What a happy, healthful, satisfying panorama comes into view when we look at human experience through the lens of spiritual perception! Instead of weakness and disease we behold the radiant strength and well-being of spiritual man as the reflection of omnipotent Spirit. Instead of poverty and want the reality of divine Love's all-satisfying affluence comes sharply into focus. In other words, we learn to look right through the mirage of material persons, objects, and circumstances and behold something of the normal harmony inherent in the universe of Spirit. Mary Baker Eddy says, "The lens of Science magnifies the divine power to human sight; and we then see the supremacy of Spirit and the nothingness of matter." Miscellaneous Writings, p. 194;
The mission of Christian Science is to reveal the truth of being. It is here to unfold to human consciousness the true nature of God and His universe, and the wonderful freedom and harmony this understanding brings to mankind. Through the study of the Christian Science textbook, Science and Health with Key to the Scriptures, and the other writings of Mrs. Eddy, one may actually feel and know the reality of spiritual substance and apply this priceless perception in every practical way.
To "see" God means to perceive spiritually a reality unknown to material sense. No human eye can penetrate the mist of matter and behold divine reality. Yet multitudes of earnest students of Christian Science are demonstrating a sure knowledge of this unseen presence by healing the sick, the sinner, and the heavy of heart.
Christ Jesus consistently looked through "the lens of Science." This made him vividly aware of his heavenly Father and imparted a clear subjective sense of unity with divine Being. Through the utter purity of his thought, through his complete surrender of personal sense, he was enabled to perceive the divine Mind to be his very consciousness, life, substance, and action. To Jesus, God was a definite, knowable entity, and he proved this concept to be no mere mystical aberration by doing many wonderful works through his certain sense of oneness with creative Principle.

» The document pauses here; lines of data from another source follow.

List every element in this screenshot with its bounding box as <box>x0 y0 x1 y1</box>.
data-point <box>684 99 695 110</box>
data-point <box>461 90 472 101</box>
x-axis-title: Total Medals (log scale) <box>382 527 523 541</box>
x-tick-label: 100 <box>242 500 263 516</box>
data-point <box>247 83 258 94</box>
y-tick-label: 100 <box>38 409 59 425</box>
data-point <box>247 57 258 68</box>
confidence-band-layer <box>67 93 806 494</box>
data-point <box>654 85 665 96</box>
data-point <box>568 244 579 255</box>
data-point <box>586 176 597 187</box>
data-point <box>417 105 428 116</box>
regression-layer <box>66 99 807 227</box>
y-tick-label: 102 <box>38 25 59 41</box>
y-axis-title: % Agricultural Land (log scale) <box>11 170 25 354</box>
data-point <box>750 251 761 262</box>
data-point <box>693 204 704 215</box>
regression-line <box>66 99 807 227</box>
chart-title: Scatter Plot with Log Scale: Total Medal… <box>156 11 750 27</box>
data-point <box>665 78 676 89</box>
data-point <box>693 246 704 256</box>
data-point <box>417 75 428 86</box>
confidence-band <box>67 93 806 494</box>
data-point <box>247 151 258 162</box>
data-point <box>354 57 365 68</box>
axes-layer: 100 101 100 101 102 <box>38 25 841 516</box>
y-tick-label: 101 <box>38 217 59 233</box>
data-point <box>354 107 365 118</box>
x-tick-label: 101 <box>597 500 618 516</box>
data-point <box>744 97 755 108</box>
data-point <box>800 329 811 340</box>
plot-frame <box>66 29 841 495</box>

The great Master was never deceived by the threatening appearance of physical disease. Through "the lens of Science" he saw its lying pretensions to be a substanceless, powerless mirage, and instead beheld the man of God's creating, strong, healthy, and free. He instantly saw the real identity of Peter's mother-in-law and healed her of a fever. The record states that he "took her by the hand, and lifted her up; and immediately the fever left her, and she ministered unto them." Mark 1:31;
We too can heal the sick in proportion to our understanding of the illusive nature of matter and its seeming conditions. As we vigorously deny all reality to the aggressive suggestions of fear, pain, faulty action, prenatal influence, and the like, and then clearly perceive and joyously affirm the perfection of man in God, we shall see the trouble disappear into nameless nothingness. Mrs. Eddy clarifies this point beautifully when she writes, "And how is man, seen through the lens of Spirit, enlarged, and how counterpoised his origin from dust, and how he presses to his original, never severed from Spirit!" The First church of Christ, Scientist, and Miscellany, p. 129; And then farther on she continues, "The divine law gives to man health and life everlasting—gives a soul to Soul, a present harmony wherein the good man's heart takes hold on heaven, and whose feet can never be moved."
One brings the scientific relationship of God and man into sharp focus as he becomes humble enough to recognize the absolute allness of the one divine Mind, or Ego, and then to acknowledge this Ego, or I am , to be the divine Principle of every thought and act. The stubborn belief that man has a personal mind of his own, good or bad, brilliant or dull, blurs one's vision of spiritual reality and in belief separates him from his divine source. Mrs. Eddy writes, "Humility is lens and prism to the understanding of Mind-healing; it must be had to understand our textbook; it is indispensable to personal growth, and points out the chart of its divine Principle and rule of practice." Mis., p. 356;
As one progressively purifies human thought, as he silences egotism, sensuality, laziness, and hate, and in their place expresses the Godlike qualities of meekness, purity, vigor, and love, he will see—spiritually perceive—the primal unity of good, the oneness of his real identity with infinite Soul. Step by step, as one climbs to higher spiritual ground, he gains ever clearer glimpses of the indivisible wholeness and perfection of the real universe.
In his first Epistle to the Corinthian church Paul writes of this advancing unfoldment in these words, "For now we see through a glass, darkly; but then face to face: now I know in part; but then shall I know even as also I am known." I Cor. 13:12.